Show that $a^{(p-1)(q-1)} \equiv 1 \pmod{n}$

Question

Let $p$ and $q$ be two different prime numbers, and $n = p \cdot q$. Let $a$ be a number relative prime to $n$. Use Fermat's little theorem and the Chinese remainder theorem to show that \begin{equation} a^{(p-1)(q-1)} \equiv 1 \pmod{n} \end{equation} By the Chinese remainder theorem I can write this as the system of linear congruences \begin{align*} \begin{cases} a^{(p-1)(q-1)} \equiv 1 \pmod{p} \\ a^{(p-1)(q-1)} \equiv 1 \pmod{q} \end{cases} \end{align*} Assuming that the inverse is simply 1 in both cases, that yields the solution \begin{align*} x \equiv a^{(p-1)(q-1)}(q+p) \pmod n \end{align*} Fermat's little theorem gives that \begin{align*} a^{p-1} \equiv 1 \pmod p \\ a^{q-1} \equiv 1 \pmod q \\ \end{align*} I don't really understand how to combine these to get the desired result.

Answer 1

So close!
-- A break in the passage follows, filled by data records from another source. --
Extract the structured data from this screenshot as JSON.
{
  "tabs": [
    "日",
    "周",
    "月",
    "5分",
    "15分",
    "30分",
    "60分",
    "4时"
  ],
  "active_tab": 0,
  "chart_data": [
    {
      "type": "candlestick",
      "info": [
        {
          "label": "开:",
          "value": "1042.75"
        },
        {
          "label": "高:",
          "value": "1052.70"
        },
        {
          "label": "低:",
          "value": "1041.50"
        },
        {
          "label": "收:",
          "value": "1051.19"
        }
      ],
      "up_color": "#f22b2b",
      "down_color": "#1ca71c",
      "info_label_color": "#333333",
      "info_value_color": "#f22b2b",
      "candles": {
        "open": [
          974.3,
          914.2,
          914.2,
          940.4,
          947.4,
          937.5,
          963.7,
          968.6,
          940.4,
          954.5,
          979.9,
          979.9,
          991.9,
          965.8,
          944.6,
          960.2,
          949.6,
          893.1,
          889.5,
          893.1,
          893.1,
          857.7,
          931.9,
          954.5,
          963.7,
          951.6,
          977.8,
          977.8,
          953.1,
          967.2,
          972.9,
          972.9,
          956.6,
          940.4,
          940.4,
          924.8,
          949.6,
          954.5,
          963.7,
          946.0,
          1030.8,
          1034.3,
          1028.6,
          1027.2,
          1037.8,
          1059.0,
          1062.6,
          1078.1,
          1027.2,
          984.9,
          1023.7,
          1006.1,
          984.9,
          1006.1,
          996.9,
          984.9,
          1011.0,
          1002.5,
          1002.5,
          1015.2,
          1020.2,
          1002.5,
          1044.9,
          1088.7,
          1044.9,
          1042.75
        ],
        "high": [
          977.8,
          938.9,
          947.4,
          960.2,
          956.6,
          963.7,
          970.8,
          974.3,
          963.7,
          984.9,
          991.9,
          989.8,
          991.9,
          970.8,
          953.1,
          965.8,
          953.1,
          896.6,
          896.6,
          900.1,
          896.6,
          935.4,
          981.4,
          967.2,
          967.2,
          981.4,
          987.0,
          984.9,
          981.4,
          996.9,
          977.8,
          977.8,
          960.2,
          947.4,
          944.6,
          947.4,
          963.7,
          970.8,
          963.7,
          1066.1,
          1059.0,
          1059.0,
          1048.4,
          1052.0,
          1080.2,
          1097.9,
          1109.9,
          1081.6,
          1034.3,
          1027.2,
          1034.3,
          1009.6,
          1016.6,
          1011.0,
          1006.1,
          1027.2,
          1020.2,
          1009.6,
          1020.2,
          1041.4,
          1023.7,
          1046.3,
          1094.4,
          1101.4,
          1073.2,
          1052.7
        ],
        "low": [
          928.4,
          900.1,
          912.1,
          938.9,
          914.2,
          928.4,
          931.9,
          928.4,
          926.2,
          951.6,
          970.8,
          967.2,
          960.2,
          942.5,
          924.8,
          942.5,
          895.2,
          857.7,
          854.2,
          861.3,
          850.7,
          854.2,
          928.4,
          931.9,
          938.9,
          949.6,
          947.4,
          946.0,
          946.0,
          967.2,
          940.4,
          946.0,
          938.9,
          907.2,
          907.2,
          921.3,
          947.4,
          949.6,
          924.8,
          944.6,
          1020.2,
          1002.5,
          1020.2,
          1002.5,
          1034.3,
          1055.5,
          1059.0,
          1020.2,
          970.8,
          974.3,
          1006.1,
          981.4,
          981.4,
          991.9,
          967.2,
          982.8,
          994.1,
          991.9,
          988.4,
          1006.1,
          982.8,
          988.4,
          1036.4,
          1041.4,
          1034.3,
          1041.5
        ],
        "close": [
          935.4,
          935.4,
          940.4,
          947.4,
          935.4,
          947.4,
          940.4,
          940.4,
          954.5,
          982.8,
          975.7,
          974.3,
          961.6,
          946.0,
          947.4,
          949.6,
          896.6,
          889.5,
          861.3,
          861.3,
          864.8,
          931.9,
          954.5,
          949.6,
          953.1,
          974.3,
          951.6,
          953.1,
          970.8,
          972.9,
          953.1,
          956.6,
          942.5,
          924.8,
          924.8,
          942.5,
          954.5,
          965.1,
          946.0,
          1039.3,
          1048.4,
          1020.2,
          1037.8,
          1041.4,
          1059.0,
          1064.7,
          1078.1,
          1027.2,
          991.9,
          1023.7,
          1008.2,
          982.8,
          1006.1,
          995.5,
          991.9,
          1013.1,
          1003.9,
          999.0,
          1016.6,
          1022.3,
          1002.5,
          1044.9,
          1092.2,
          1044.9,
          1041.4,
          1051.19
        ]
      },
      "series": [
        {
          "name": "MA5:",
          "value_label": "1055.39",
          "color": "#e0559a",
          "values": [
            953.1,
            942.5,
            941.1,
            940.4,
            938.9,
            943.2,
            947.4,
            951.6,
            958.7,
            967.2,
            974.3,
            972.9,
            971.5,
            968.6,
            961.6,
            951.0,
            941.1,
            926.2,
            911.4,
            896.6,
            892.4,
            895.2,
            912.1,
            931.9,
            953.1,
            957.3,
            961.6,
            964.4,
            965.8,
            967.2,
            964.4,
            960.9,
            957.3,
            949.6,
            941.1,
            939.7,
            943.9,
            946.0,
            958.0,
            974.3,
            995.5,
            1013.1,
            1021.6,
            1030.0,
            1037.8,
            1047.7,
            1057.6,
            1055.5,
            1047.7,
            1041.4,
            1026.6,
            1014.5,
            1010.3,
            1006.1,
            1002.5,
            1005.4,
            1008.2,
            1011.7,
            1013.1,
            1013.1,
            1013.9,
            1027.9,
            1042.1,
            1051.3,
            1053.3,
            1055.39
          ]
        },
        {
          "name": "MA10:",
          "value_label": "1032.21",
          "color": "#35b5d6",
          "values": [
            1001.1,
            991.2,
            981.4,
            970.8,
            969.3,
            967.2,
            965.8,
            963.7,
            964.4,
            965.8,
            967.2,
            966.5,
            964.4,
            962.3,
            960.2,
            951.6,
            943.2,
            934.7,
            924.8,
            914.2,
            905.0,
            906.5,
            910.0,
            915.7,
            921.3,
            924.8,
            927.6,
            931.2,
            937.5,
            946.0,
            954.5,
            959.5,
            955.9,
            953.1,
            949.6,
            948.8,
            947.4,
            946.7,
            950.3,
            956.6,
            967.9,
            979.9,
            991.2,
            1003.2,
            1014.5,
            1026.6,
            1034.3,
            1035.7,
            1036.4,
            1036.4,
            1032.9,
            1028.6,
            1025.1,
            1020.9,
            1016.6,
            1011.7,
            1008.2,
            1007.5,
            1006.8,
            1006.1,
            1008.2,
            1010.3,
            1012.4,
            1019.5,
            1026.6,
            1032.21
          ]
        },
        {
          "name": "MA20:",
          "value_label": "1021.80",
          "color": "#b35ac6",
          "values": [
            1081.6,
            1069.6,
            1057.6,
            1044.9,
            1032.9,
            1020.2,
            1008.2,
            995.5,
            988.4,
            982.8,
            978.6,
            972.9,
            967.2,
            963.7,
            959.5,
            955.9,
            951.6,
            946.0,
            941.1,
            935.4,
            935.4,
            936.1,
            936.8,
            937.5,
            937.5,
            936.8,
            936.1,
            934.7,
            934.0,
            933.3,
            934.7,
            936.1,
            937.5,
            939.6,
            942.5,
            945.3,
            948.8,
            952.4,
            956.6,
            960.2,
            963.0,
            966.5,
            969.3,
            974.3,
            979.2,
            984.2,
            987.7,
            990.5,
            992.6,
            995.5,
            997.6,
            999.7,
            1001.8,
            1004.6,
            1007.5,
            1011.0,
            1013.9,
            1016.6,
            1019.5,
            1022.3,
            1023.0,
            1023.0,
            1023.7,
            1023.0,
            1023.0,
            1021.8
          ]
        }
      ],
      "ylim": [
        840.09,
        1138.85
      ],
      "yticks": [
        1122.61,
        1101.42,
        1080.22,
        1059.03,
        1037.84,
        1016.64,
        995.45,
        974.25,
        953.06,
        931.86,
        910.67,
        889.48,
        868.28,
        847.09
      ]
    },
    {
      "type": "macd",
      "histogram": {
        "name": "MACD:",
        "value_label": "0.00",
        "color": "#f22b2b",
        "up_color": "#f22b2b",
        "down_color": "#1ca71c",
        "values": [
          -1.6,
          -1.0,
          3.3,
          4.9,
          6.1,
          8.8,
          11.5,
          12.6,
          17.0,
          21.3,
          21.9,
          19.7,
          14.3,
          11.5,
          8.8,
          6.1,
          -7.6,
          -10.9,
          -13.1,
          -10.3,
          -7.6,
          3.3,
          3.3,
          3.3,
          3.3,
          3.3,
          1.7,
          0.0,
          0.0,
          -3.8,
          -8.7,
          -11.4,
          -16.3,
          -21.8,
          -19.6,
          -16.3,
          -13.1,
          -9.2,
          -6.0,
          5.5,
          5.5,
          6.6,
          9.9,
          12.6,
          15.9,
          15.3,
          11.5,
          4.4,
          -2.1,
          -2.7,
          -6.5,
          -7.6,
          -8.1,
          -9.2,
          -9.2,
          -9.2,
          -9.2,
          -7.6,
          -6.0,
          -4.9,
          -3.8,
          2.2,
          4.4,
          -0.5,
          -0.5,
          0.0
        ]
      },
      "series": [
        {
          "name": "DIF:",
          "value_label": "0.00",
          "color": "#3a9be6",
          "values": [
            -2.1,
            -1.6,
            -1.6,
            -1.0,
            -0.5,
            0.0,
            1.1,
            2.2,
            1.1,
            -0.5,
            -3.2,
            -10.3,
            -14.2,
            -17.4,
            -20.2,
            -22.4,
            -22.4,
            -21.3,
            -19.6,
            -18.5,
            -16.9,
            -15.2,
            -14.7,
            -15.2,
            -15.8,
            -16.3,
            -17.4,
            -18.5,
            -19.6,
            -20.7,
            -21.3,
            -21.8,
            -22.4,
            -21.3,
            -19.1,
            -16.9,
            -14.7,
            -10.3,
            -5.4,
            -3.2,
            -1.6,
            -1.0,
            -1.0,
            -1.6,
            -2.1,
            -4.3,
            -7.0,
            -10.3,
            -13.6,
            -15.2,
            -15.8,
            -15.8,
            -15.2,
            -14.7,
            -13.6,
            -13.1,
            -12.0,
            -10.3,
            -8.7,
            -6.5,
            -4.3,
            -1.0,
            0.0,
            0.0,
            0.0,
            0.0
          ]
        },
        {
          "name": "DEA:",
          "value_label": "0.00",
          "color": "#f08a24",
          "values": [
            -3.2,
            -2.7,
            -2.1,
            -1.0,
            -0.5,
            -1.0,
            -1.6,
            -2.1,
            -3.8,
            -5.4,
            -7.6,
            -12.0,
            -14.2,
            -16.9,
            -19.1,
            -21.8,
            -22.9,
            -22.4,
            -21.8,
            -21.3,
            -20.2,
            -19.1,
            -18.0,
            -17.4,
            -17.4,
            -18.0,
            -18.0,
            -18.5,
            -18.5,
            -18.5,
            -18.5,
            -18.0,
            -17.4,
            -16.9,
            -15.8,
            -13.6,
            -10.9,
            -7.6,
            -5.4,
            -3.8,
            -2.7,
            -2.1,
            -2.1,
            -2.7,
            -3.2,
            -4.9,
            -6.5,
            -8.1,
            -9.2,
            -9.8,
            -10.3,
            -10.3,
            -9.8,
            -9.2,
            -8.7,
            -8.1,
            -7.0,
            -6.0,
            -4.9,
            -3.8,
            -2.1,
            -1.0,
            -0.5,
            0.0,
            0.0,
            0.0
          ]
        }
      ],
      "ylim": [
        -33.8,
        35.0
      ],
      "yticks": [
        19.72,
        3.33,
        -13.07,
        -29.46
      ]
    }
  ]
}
Just raise the first equation to the power of $q-1$ and raise the second equation to the power of $p-1$. Now, you can apply the Chinese Remainder Theorem.

Answer 2

Note that $\phi(n) = \phi(pq) = \phi(p)\phi(q) = (p-1)(q-1)$, where $\phi$ is the Euler Totient Function. Also we know that whenever $(a,n) = 1$

$$a^{\phi(n)} \equiv 1 \pmod n$$

Answer 3

Given, $p$, $q$ are prime, $\phi(pq)=(p-1)(q-1)$ because every integer less or equal to a prime is relatively prime with that integer. Therefore, $\phi(p)=(p-1)$ and since it is $\phi$ is multiplicative, $\phi(pq)=(p-1)(q-1)$. Euler's theorem states that $a^{ϕ(n)}≡1 (mod n)$, when $(a,n)=1$. Therefore, $a^{(p-1)(q-1)}≡1 (mod n)$.